Tsleil-Waututh First Nation representative Rueben George marched into the Kinder Morgan headquarters in Houston, Texas, with a strong message from his traditional territory near North Vancouver.

"I am here to let you know that the Tsleil-Waututh will never consent to the Trans Mountain project — because it will destroy our culture, our way of life and our spirituality," George told CEO Rich Kinder and shareholders gathered for Kinder Morgan's annual general meeting on Thursday.

"We are not alone and we have the legal tools to stop it," George said.

His brief speech was part of a conference that was under an hour long. George cited recent legal victories as evidence that the Trans Mountain pipeline expansion project cannot happen without the consent of all stakeholders, including the Tsleil-Waututh First Nation.

While he spoke, George presented the Kinder Morgan CEO with a thick stack of papers. It was a petition with the signatures of nearly 60,000 people opposed to the Trans Mountain project.

"This will not happen," said George at the end of his speech. "We will do whatever it takes to stop it."

George's speech comes weeks after the Kinder Morgan CEO said he was "astounded" by opposition in British Columbia to the Trans Mountain pipeline expansion project. Kinder Morgan is applying to triple the capacity of its existing pipeline to 890,000 barrels of bitumen per day. Although the project is expected to bring jobs and over $300 million in tax revenues to B.C., it has sparked citizen opposition due to the five-fold increase of oil tanker traffic it will bring to Burrard Inlet.

In an interview with the National Observer, George said Rich Kinder remained stone-faced as he motioned to his secretary, who then retrieved the 700-page petition against the expansion.

He said the billionaire CEO did not speak to him in person, but did give a short speech about working with First Nations and how Kinder Morgan's pipeline at Trans Mountain is "good for Canada."

George said he was cut off when he attempted to respond to Kinder's remarks, and a short Q and A session ended when Kinder refused to answer his question.

After that, he said a group of "six or seven" security guards quickly ushered George and shareholder advocacy manager Lisa Lindsley out of the boardroom.

From Wall Street to Kinder Morgan's headquarters

Lindsley and her political action committee, Sum of Us, were instrumental in the journey to bring the message of the Tsleil-Waututh Nation to the Kinder Morgan headquarters.

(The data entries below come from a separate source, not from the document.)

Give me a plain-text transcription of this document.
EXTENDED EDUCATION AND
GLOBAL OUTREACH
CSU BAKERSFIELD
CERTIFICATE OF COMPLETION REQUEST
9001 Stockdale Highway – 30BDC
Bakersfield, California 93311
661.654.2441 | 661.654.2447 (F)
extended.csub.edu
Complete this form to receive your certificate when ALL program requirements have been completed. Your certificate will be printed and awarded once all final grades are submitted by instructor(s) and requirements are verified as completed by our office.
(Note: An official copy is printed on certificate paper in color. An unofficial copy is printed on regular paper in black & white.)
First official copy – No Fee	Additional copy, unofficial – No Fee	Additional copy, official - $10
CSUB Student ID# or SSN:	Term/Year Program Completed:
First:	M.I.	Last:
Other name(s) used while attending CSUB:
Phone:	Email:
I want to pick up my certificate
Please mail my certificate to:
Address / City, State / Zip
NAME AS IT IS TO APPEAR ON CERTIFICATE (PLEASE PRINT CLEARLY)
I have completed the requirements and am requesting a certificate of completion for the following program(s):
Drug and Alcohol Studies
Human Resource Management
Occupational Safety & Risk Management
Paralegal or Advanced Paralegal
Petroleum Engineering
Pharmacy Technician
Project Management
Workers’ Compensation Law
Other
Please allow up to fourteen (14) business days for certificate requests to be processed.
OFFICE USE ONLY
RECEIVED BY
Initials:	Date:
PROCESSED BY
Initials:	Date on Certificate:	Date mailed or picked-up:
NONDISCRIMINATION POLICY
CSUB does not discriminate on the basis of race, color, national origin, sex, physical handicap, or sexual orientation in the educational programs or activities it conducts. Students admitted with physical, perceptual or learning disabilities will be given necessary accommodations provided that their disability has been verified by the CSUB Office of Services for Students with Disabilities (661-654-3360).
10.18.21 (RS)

She said Kinder Morgan's reaction to the movement against Trans Mountain "highlights the fact they do need to pay more attention to environmental and social risks."

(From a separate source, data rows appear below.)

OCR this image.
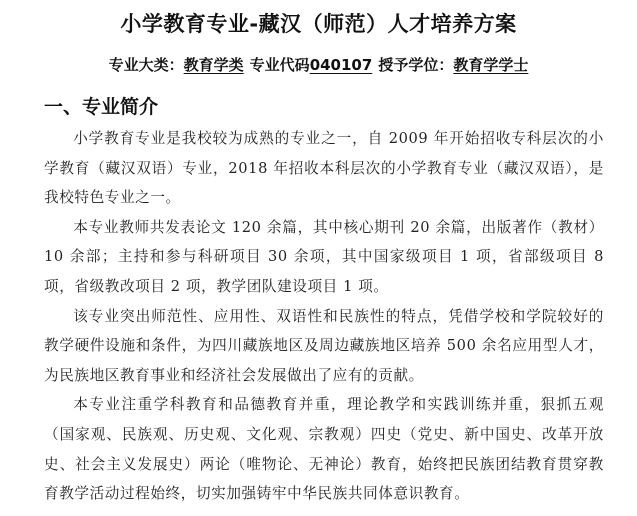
小学教育专业-藏汉（师范）人才培养方案
专业大类：教育学类 专业代码040107 授予学位：教育学学士
一、专业简介

小学教育专业是我校较为成熟的专业之一，自 2009 年开始招收专科层次的小学教育（藏汉双语）专业，2018 年招收本科层次的小学教育专业（藏汉双语），是我校特色专业之一。

本专业教师共发表论文 120 余篇，其中核心期刊 20 余篇，出版著作（教材）10 余部；主持和参与科研项目 30 余项，其中国家级项目 1 项，省部级项目 8 项，省级教改项目 2 项，教学团队建设项目 1 项。

该专业突出师范性、应用性、双语性和民族性的特点，凭借学校和学院较好的教学硬件设施和条件，为四川藏族地区及周边藏族地区培养 500 余名应用型人才，为民族地区教育事业和经济社会发展做出了应有的贡献。

本专业注重学科教育和品德教育并重，理论教学和实践训练并重，狠抓五观（国家观、民族观、历史观、文化观、宗教观）四史（党史、新中国史、改革开放史、社会主义发展史）两论（唯物论、无神论）教育，始终把民族团结教育贯穿教育教学活动过程始终，切实加强铸牢中华民族共同体意识教育。
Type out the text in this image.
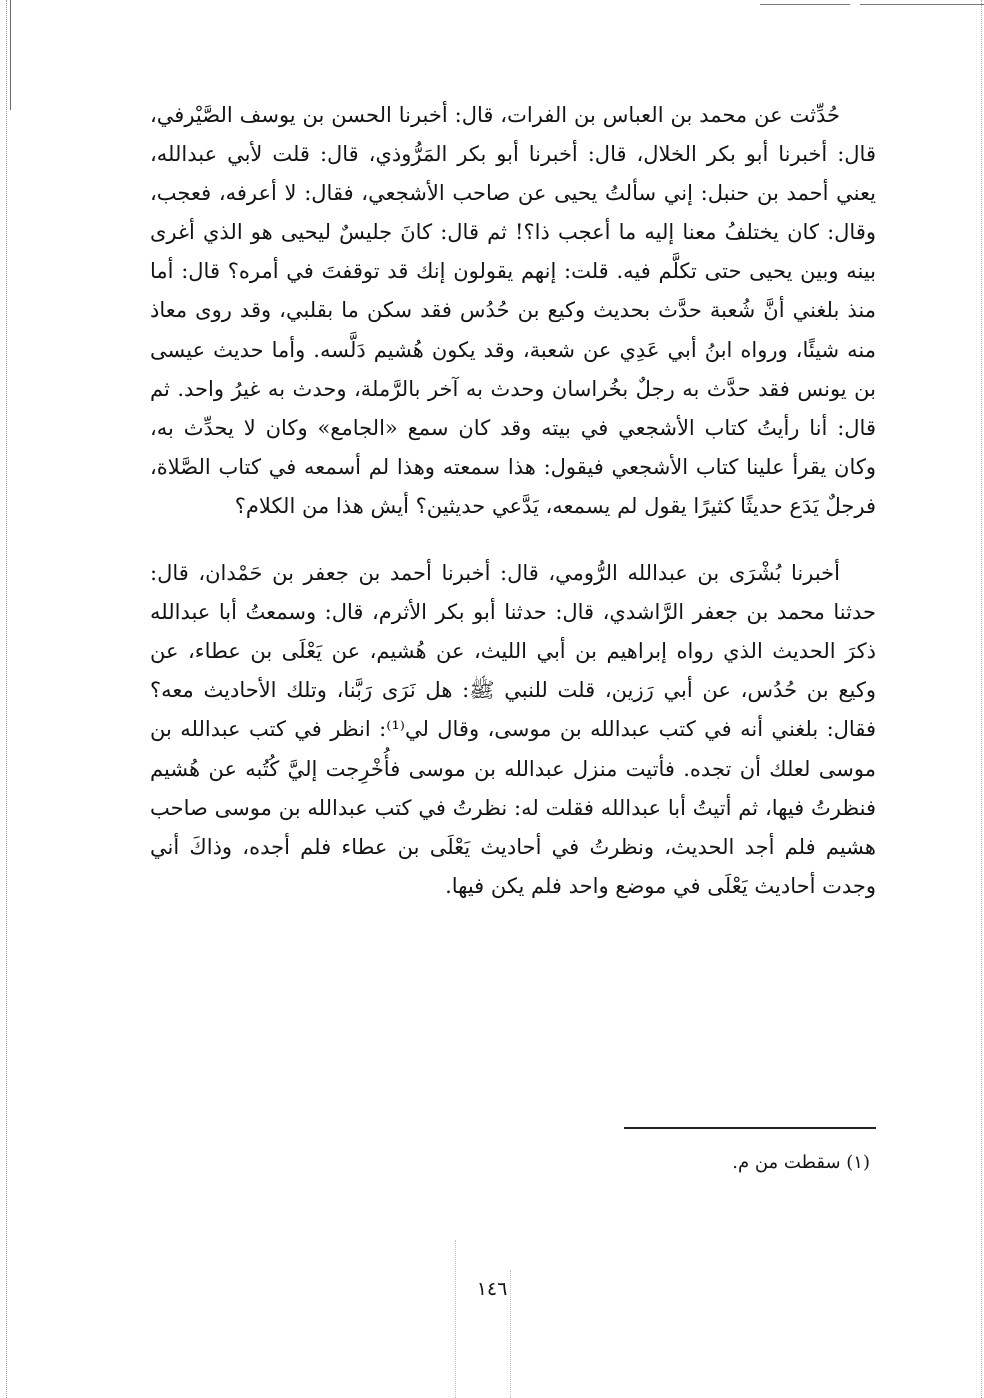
حُدِّثت عن محمد بن العباس بن الفرات، قال: أخبرنا الحسن بن يوسف الصَّيْرفي، قال: أخبرنا أبو بكر الخلال، قال: أخبرنا أبو بكر المَرُّوذي، قال: قلت لأبي عبدالله، يعني أحمد بن حنبل: إني سألتُ يحيى عن صاحب الأشجعي، فقال: لا أعرفه، فعجب، وقال: كان يختلفُ معنا إليه ما أعجب ذا؟! ثم قال: كانَ جليسٌ ليحيى هو الذي أغرى بينه وبين يحيى حتى تكلَّم فيه. قلت: إنهم يقولون إنك قد توقفتَ في أمره؟ قال: أما منذ بلغني أنَّ شُعبة حدَّث بحديث وكيع بن حُدُس فقد سكن ما بقلبي، وقد روى معاذ منه شيئًا، ورواه ابنُ أبي عَدِي عن شعبة، وقد يكون هُشيم دَلَّسه. وأما حديث عيسى بن يونس فقد حدَّث به رجلٌ بخُراسان وحدث به آخر بالرَّملة، وحدث به غيرُ واحد. ثم قال: أنا رأيتُ كتاب الأشجعي في بيته وقد كان سمع «الجامع» وكان لا يحدِّث به، وكان يقرأ علينا كتاب الأشجعي فيقول: هذا سمعته وهذا لم أسمعه في كتاب الصَّلاة، فرجلٌ يَدَع حديثًا كثيرًا يقول لم يسمعه، يَدَّعي حديثين؟ أيش هذا من الكلام؟

أخبرنا بُشْرَى بن عبدالله الرُّومي، قال: أخبرنا أحمد بن جعفر بن حَمْدان، قال: حدثنا محمد بن جعفر الرَّاشدي، قال: حدثنا أبو بكر الأثرم، قال: وسمعتُ أبا عبدالله ذكرَ الحديث الذي رواه إبراهيم بن أبي الليث، عن هُشيم، عن يَعْلَى بن عطاء، عن وكيع بن حُدُس، عن أبي رَزين، قلت للنبي ﷺ: هل نَرَى رَبَّنا، وتلك الأحاديث معه؟ فقال: بلغني أنه في كتب عبدالله بن موسى، وقال لي⁽¹⁾: انظر في كتب عبدالله بن موسى لعلك أن تجده. فأتيت منزل عبدالله بن موسى فأُخْرِجت إليَّ كُتُبه عن هُشيم فنظرتُ فيها، ثم أتيتُ أبا عبدالله فقلت له: نظرتُ في كتب عبدالله بن موسى صاحب هشيم فلم أجد الحديث، ونظرتُ في أحاديث يَعْلَى بن عطاء فلم أجده، وذاكَ أني وجدت أحاديث يَعْلَى في موضع واحد فلم يكن فيها.

(١) سقطت من م.
١٤٦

She said the ongoing struggle between the Tsleil-Waututh Nation's and Kinder Morgan's Trans Mountain project has kept the group's 5.5 million supporters on edge.

Lindsley accompanied Tsleil-Waututh Nation Chief Maureen Thomas on a trip to Wall Street from April 27-29. There, they met with large institutional share holders of Kinder Morgan stock.

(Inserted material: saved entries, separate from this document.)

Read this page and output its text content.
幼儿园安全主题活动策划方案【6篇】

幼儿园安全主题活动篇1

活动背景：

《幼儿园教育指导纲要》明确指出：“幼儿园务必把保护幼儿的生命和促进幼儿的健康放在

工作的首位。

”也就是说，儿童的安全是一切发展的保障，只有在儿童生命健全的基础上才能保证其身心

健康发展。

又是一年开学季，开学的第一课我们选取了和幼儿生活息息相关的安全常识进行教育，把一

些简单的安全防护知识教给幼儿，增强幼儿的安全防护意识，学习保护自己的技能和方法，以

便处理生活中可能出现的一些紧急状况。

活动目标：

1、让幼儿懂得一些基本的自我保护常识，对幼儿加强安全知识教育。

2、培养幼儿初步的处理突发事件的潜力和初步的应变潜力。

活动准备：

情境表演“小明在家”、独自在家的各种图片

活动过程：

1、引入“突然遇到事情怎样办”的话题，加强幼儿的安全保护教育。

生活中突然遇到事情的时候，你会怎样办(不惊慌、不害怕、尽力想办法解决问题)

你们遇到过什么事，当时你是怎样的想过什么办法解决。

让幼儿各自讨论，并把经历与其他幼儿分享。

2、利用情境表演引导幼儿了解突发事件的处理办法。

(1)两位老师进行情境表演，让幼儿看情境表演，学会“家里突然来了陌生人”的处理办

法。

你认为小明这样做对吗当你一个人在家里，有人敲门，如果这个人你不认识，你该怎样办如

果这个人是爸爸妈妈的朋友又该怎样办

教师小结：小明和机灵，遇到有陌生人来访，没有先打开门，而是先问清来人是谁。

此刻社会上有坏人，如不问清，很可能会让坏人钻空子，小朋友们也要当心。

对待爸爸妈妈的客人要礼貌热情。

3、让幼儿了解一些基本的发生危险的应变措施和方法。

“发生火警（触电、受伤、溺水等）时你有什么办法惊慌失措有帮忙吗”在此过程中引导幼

They met with shareholders of the New York State Common Retirement Fund, who have a $400 million interest in Kinder Morgan. The shareholders asked Sum of Us to present a motion at the annual general meeting for Kinder Morgan to pay closer attention to the social and environmental risks of energy projects.

Sum of Us decided the most effective way to get the word out would be to share their time with Rueben George, so he could share the Tsleil-Waututh's message at the annual assembly of Kinder Morgan financiers.

Lindsley said increased opposition to Kinder Morgan is one of many obstacles in front of the Trans Mountain pipeline which despite the corporation's public relations efforts still has a "long way to go."

Oil spill concerns

"This seems destined to end up in court," said Tsleil-Waututh Nation lawyer and West Coast Environmental Law staff counsel Eugene Kung.

Kung said he was "in the building" for George's address to Kinder Morgan's shareholders but was not allowed in the boardroom as the meeting took place.

He said when the Supreme Court of Canada ruled in favor of the Tsilqhot’in Nation's land title, that decision "shifted the goal posts for government and proponents from consultation toward consent (from First Nations)."

Kinder Morgan's Trans Mountain project is in a vulnerable negotiating position, he said, because with a "linear project like a pipeline, it needs to be 100 per cent complete before it can be one per cent effective."

But Kung argues recent court rulings have invigorated opposition to pipeline projects. He said opposition to the Trans Mountain expansion was growing, in part because of the poor response to last month's oil spill at English Bay.

"The reality is there will be spills, and we won't be able to clean them up," he said.

On Friday, the Trans Mountain website issued the following statement in response to the petition:

"Kinder Morgan deeply respects aboriginal rights and title in Canada, and we acknowledge the Crown’s responsibility to consult with representatives of the First Nations.We are committed to seeking input and engaging with as many individuals and groups as possible, to understand their interests.

Kinder Morgan Canada has made repeated attempts to reach out to and meet with the Chief and Council of the Tsleil-Waututh Nation, but to date, they have refused to engage. Kinder Morgan Canada continues to be open to such a dialogue with the Tsleil-Waututh, and is hopeful that they will now accept Kinder Morgan’s repeated requests for consultation."